Azure DDoS Protection mitigation policies

In the Azure portal, select Monitor > Metrics. In the Metrics pane, select the resource group, select a resource type of Public IP Address, and select your Azure public IP address. DDoS metrics are visible in the Available metrics pane.

DDoS Protection applies three auto-tuned mitigation policies (TCP SYN, TCP, and UDP) for each public IP of the protected resource, in the virtual network that has DDoS enabled. You can view the policy thresholds by selecting the metric Inbound packets to trigger DDoS mitigation.

Screenshot of available metrics and metrics chart.

The policy thresholds are auto-configured via machine learning-based network traffic profiling. DDoS mitigation occurs for an IP address under attack only when the policy threshold is exceeded.

For more information, see View and configure DDoS Protection telemetry.

Metric for an IP address under DDoS attack

If the public IP address is under attack, the value for the metric Under DDoS attack or not changes to 1 as DDoS Protection performs mitigation on the attack traffic.

Screenshot of Under DDoS attack or not metric and chart.

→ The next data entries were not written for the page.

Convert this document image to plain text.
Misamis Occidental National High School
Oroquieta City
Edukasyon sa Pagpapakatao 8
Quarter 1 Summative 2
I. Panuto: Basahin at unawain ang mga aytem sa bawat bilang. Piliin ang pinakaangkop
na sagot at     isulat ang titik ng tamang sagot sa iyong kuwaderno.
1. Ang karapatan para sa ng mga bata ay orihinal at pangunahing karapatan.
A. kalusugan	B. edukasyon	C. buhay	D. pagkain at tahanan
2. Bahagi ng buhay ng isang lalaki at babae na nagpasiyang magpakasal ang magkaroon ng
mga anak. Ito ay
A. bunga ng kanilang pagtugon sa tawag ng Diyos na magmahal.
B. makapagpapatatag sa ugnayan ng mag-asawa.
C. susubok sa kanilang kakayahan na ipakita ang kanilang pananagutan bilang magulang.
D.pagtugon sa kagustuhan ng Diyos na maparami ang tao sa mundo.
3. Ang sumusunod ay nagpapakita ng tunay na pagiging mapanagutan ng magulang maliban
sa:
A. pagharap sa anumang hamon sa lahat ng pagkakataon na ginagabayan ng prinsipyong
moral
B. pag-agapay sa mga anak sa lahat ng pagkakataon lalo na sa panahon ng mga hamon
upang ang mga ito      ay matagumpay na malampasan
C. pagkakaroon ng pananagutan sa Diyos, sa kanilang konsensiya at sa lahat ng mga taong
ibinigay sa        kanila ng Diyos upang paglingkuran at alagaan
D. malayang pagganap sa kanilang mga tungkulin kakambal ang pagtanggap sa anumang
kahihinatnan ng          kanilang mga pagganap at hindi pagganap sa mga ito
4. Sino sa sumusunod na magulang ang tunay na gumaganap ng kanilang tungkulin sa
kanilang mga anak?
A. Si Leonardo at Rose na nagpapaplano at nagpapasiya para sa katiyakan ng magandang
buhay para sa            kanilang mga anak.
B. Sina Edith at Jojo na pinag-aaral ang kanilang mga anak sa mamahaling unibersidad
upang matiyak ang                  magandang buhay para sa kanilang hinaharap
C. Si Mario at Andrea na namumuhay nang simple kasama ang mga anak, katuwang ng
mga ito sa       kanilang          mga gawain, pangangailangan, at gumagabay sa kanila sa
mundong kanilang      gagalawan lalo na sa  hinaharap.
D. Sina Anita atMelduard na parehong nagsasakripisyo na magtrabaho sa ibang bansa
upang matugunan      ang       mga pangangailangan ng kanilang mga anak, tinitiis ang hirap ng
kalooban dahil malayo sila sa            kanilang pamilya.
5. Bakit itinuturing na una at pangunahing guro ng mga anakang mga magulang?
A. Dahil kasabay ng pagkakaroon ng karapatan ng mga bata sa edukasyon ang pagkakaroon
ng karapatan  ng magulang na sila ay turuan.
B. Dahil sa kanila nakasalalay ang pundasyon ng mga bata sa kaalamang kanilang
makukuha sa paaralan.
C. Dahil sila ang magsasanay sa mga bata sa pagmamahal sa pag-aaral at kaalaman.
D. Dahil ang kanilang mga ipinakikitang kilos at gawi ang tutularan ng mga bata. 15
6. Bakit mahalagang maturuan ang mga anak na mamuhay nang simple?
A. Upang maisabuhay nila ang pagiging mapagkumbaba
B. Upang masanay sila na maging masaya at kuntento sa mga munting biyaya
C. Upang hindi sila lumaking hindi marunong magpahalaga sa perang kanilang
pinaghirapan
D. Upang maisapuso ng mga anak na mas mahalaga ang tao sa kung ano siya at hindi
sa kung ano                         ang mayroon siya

We recommend configuring an alert on this metric. You'll then be notified when there’s an active DDoS mitigation performed on your public IP address.

For more information, see Manage Azure DDoS Protection using the Azure portal.

Web application firewall for resource attacks

Specific to resource attacks at the application layer, you should configure a web application firewall (WAF) to help secure web applications. A WAF inspects inbound web traffic to block SQL injections, cross-site scripting, DDoS, and other Layer 7 attacks. Azure provides WAF as a feature of Application Gateway for centralized protection of your web applications from common exploits and vulnerabilities. There are other WAF offerings available from Azure partners that might be more suitable for your needs via the Azure Marketplace.

Even web application firewalls are susceptible to volumetric and state exhaustion attacks. We strongly recommend enabling DDoS Protection on the WAF virtual network to help protect from volumetric and protocol attacks. For more information, see the Azure DDoS Protection reference architectures section.

Protection Planning

Planning and preparation are crucial to understand how a system will perform during a DDoS attack. Designing an incident management response plan is part of this effort.

If you have DDoS Protection, make sure that it's enabled on the virtual network of internet-facing endpoints. Configuring DDoS alerts helps you constantly watch for any potential attacks on your infrastructure.

Monitor your applications independently. Understand the normal behavior of an application. Prepare to act if the application is not behaving as expected during a DDoS attack.

Learn how your services will respond to an attack by testing through DDoS simulations.